TSUTAYA、県央初のシェアラウンジ業態/「書籍に囲まれ発想生み出す空間」


TSUTAYA(ツタヤ)や蔦屋書店などを運営するカルチュア・コンビニエンス・クラブ(CCC)とTSUTAYAフランチャイズのユニバース開発の2社は8日、小田急電鉄が海老名駅間に開業した複合施設「ヴィナガーデンズパーチ」に、書店とシェアラウンジを併設した「ツタヤ・ブックストア海老名店」をオープンした。仕事や勉強の場に限らず、カフェバーなどとして買い物後の休憩など幅広い使い方もできる。【2023年3月23日号掲載】

コミックなど1800冊を置くシェアラウンジ

コミックなど1800冊を置くシェアラウンジ



同ラウンジは「発想が生まれ、シェアする場所」がコンセプトで、シェアオフィスの「機能性」とラウンジの「心地のよさ」を併せ持つ空間。約300平方㍍にウェブ会議でも利用できる吸音パネルが入った半個室(11室)、4人掛けのソファー席、2掛けのテーブル席など約90席があり、使い方に合わせて席を選ぶことができる。

CCC担当者は「ツタヤを運営する会社として、本を大事にしている。
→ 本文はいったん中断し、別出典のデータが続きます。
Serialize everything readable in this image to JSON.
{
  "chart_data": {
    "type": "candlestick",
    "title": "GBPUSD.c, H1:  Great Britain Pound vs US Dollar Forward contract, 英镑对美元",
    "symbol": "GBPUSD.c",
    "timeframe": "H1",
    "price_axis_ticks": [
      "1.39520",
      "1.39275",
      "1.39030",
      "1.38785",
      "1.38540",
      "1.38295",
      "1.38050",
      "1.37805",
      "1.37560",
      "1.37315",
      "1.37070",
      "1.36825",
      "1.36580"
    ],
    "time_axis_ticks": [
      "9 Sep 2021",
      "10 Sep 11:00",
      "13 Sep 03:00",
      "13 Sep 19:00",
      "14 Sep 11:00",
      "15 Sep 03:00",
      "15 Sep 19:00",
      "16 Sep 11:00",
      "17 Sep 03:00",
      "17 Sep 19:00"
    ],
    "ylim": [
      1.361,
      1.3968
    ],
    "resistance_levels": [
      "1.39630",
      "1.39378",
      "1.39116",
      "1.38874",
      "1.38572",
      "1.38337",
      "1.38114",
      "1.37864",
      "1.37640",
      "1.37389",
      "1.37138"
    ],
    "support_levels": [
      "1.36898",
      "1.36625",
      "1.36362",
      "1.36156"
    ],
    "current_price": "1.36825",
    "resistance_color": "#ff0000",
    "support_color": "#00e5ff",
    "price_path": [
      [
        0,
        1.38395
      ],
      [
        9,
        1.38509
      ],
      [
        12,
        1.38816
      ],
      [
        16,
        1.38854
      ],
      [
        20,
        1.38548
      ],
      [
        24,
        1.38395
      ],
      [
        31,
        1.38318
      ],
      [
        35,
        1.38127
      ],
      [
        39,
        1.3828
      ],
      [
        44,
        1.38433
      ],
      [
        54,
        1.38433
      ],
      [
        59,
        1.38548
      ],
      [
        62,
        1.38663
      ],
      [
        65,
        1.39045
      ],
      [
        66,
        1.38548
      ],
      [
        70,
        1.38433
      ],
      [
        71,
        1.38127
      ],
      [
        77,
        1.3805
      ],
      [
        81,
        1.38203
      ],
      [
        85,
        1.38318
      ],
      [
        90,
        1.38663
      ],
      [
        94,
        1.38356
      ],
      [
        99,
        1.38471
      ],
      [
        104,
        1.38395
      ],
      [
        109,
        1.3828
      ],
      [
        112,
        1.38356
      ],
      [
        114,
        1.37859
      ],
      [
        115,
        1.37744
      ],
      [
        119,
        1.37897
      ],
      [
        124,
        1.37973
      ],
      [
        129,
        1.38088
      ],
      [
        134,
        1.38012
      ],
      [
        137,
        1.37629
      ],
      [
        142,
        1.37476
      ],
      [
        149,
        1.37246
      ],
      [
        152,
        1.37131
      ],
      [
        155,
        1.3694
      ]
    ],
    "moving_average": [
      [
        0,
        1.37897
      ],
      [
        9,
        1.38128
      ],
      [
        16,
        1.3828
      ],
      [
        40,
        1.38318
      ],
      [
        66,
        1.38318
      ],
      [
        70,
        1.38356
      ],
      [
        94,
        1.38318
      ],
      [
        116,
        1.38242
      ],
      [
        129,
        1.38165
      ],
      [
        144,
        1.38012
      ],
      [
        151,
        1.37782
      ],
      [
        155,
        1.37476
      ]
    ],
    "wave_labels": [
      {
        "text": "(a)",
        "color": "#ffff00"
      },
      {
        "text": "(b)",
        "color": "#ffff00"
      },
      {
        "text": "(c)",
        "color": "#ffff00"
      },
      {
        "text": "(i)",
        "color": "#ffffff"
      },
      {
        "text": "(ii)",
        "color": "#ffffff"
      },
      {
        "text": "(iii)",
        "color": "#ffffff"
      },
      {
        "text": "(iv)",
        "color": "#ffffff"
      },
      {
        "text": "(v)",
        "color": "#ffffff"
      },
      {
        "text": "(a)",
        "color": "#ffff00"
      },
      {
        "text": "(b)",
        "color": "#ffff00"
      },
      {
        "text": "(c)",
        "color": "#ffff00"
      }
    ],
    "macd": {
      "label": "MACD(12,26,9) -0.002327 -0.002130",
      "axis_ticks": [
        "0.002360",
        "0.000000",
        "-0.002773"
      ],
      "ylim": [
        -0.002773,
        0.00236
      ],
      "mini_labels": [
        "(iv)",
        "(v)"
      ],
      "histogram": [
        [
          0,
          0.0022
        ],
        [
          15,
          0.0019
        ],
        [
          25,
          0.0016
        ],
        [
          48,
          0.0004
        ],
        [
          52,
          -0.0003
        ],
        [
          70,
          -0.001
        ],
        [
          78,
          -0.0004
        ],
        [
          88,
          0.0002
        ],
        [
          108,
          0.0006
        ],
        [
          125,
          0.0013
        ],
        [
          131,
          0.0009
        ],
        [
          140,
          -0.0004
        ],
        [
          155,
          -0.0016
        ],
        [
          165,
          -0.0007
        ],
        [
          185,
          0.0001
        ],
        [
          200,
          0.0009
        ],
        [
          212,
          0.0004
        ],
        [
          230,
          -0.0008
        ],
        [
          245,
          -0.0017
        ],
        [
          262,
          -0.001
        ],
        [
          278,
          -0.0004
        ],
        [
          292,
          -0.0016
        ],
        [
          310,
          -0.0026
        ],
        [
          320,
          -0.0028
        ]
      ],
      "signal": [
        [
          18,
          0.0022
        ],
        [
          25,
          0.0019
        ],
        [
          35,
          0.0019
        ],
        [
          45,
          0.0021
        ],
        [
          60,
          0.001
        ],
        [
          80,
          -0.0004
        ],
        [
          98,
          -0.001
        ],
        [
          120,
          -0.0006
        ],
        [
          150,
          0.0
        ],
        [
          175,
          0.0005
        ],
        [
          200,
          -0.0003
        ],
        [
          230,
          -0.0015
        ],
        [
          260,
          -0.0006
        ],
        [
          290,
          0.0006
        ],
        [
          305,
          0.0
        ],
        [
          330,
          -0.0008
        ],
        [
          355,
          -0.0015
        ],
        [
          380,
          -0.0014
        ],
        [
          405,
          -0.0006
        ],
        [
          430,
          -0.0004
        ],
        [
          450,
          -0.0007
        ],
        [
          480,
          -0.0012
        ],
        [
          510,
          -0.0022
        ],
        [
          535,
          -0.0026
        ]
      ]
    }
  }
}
本に囲まれた空間でインスパイア(ひらめきや刺激)されることを目的としており、本から発想を得てほしいとの想いで蔵書を置いている」とする。

書棚には自由に読むことができる雑誌やコミックなどを中心に約1800冊をそろえるほか、購入前のものでも書店から3冊まで持ち込むことが可能。「スタッフが土地柄に合わせて選んでいる。海老名駅の乗降者を調査したところ学生の利用が多かった」と説明する。

プランによってアルコールも選べるドリンクと軽食(ナッツやチョコレートなど)の計70種類が時間内ならおかわり自由。高速インターネットの接続の環境や電源コンセント、充電器、骨伝導イヤホンなども用意している。

19年11月に東京都渋谷区に1号店(ツタヤ・ブックストア渋谷スクランブルスクエア)をオープンしたが、その後のコロナ禍で働き方などライフスタイルが変化したことも後押しし、都内や神奈川県などを中心に国内19店舗、台湾2店舗を展開している。県内では川崎市と藤沢市に続く3店舗目で、県央地域では初の出店(取材当日)。

書店部分は売り場面積約700平方㍍で、入居施設のテーマであるウエルネス(心身の健康や生活環境)に関連する書籍をはじめ、通勤通学の利用者駅や周辺に勤めるなど情報感度の高い人向けにビジネス書、丹沢大山などに近い立地を意識したアウトドア関連も重点的に約4万冊をそろえる。デザイン性の高い文具類や、日々の暮らしを向上する特別感のある雑貨なども扱う。

丹沢大山を臨む立地を踏まえ強化しているアウトドア関連コーナー

丹沢大山を臨む立地を踏まえ強化しているアウトドア関連コーナー



地域住民や施設利用者向けのイベントなども開催する予定。CCCなどの共同企業体は2014年度から、近くの同市立中央図書館、同有馬図書館などの指定管理を受託している。図書館と連携した企画・イベントなどについて、同社は「検討はしていきたいが、具体的な計画はない」とした。

小田急電鉄が開発する海老名駅間地区には、オフィスビルや高層マンションが建つほか、同社本社機能が移転するなど駅の周辺地域にも企業や研究施設などが集まる。小田急担当者は「ワークショップやトークイベントを通じた人と人が出会うコミュニティー機能、多様なライフスタイルに寄り添う憩いの場を提供したい」と期待した。

ラウンジの利用料は通常プラン60分1100円で、酒類も飲めるアルコールプラン同1540円、未就学児向けのキッズプラン同550円などもある。30分ずつの延長や1日利用も可能で、回数券(1デイチケット5日分)や月額プランも用意。営業時間は午前8時~午後10時。空席の確認や予約(2週間前から)、回数券の購入、メンバー登録は専用のアプリから行える。